When Showtime premiered The Affair, a relationship drama about infidelity that used a Rashomon-style mixture of unreliable narratives, all eyes were on its star, Ruth Wilson. She was the one who won the awards and received the lion’s share of acclaim, even as the series totally fell off the rails. When Wilson abruptly left the show in 2018, she didn’t discuss the details behind her decision publicly. The full details of what happened were never revealed, but a 2019 investigation from The Hollywood Reporter claimed that Wilson was both deeply uncomfortable with the amount of nudity demanded of her, and of the circumstances surrounding those scenes:
Sources, many of whom declined to speak on the record, say Wilson was often asked to be unclothed in scenes where there seemed to be no clear creative rationale for the nudity other than for it to be ‘titillating,’ as one person involved with the production puts it. Another source overheard Wilson ask on set, referring to a male co-star, ‘Why do you need to see me and not more of him?

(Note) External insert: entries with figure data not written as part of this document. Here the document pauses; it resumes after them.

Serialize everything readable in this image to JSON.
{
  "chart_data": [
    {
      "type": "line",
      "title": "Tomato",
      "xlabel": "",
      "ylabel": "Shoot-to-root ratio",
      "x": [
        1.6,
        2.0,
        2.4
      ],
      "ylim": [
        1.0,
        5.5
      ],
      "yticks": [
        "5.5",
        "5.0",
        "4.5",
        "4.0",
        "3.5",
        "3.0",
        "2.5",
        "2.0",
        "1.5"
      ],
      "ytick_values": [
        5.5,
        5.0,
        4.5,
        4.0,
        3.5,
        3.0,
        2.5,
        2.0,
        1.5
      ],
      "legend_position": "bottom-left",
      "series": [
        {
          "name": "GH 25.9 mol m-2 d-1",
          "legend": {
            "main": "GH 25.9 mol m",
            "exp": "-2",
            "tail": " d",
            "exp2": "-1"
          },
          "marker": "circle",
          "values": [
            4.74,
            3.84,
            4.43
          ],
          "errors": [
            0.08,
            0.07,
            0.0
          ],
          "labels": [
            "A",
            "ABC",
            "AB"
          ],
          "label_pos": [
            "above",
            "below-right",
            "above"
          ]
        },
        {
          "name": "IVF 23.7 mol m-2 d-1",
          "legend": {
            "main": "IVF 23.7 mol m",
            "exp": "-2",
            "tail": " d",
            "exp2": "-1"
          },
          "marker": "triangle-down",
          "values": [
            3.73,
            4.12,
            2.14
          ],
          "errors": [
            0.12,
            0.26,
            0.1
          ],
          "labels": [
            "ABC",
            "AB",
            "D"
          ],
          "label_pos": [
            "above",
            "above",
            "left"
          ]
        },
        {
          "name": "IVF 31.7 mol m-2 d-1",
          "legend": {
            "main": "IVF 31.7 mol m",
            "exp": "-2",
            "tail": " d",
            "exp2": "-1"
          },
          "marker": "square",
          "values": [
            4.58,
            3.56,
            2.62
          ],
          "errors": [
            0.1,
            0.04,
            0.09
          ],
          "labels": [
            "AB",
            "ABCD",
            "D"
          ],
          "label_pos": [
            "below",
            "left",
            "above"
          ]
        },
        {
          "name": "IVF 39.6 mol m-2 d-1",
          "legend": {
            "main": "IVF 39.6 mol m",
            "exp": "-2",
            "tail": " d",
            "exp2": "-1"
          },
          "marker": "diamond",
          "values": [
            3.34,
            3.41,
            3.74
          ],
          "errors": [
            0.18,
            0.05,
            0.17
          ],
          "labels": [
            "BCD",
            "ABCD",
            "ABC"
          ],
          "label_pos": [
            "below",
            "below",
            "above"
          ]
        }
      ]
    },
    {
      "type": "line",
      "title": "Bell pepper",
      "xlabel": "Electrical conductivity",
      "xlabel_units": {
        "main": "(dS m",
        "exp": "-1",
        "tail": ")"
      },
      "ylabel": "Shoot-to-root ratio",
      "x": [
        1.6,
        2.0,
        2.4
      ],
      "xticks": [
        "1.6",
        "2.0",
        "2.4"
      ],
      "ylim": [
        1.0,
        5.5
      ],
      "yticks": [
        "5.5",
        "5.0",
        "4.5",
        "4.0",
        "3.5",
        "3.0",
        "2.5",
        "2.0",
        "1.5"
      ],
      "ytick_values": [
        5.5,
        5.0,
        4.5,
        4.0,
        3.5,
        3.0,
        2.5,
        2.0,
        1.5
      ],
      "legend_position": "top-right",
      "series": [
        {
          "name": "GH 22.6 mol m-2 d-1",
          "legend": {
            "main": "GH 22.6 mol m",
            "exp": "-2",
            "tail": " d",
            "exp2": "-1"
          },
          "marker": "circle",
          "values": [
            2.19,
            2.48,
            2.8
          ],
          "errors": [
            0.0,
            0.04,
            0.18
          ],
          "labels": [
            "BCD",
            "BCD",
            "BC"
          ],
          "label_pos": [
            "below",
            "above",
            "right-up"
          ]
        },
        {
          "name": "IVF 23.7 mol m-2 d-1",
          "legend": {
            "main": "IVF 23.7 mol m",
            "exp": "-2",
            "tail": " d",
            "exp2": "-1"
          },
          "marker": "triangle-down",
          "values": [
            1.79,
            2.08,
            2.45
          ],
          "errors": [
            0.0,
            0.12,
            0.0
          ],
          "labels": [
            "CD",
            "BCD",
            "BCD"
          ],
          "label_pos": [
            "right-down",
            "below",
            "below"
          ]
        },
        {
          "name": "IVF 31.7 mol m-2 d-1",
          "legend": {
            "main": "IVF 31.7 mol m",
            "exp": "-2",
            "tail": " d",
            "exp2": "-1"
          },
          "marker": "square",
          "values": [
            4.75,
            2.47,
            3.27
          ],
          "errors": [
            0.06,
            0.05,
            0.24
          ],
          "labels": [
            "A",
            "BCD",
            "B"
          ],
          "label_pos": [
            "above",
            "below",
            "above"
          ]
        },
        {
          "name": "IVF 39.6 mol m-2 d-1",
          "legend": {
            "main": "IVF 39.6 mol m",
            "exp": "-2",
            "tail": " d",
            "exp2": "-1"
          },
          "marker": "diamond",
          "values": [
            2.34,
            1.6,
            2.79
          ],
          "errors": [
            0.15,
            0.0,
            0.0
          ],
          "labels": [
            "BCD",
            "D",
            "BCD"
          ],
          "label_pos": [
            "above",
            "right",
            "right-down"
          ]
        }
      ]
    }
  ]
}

Much of the blame was pinned on showrunner Sarah Treem, who was accused of pressurizing Wilson and other cast members into doing nudity they were not comfortable with. Treem denied the allegations, and things seemingly got even weirder when Lena Dunham — yes, really — got involved and she and former colleague Jenni Konner alleged that an exec producer and frequent director on The Affair, Jeffrey Reiner, showed them graphic photographs of an actress with a penis next to her face. Said producer was defended by Treem and he was able to keep working on the show as an investigation into his misconduct went forward.
Wilson got out of the show and was reportedly upset that Treem wrote her character out of the show by having her be raped and murdered. Wilson insisted on excluding the rape.
The chances are that Wilson is under a strict NDA so can’t fully explain her decision or the toxicity she faced. In an interview with Stylist, she could only hint at such things:
‘The reason I haven’t gone into The Affair is that I haven’t worked out how to discuss it. There’s a lot of noise and anger surrounding it, and really the power rests with me to choose how I discuss my life and my experiences. What’s important to say is that I did speak up. I did have a voice. I did stand up for myself. There was a situation on The Affair where things didn’t feel right, and I dealt with them, and I managed to protect myself.’
It’s dishearteningly unsurprising to hear about the struggles and toxic encounters that women, including high-profile ones, continue to deal with in the entertainment industry. For a long time, Wilson was really the only reason to watch The Affair and Sarah Treem just tossed her into the garbage because she couldn’t do her job properly. Treem, by the way, is still working. She’s developing a series on the life of Hedy Lamarr with Gal Gadot. Her Wikipedia page keeps bigging up her feminist credentials while reducing the accusations of inappropriate behavior to two mere lines.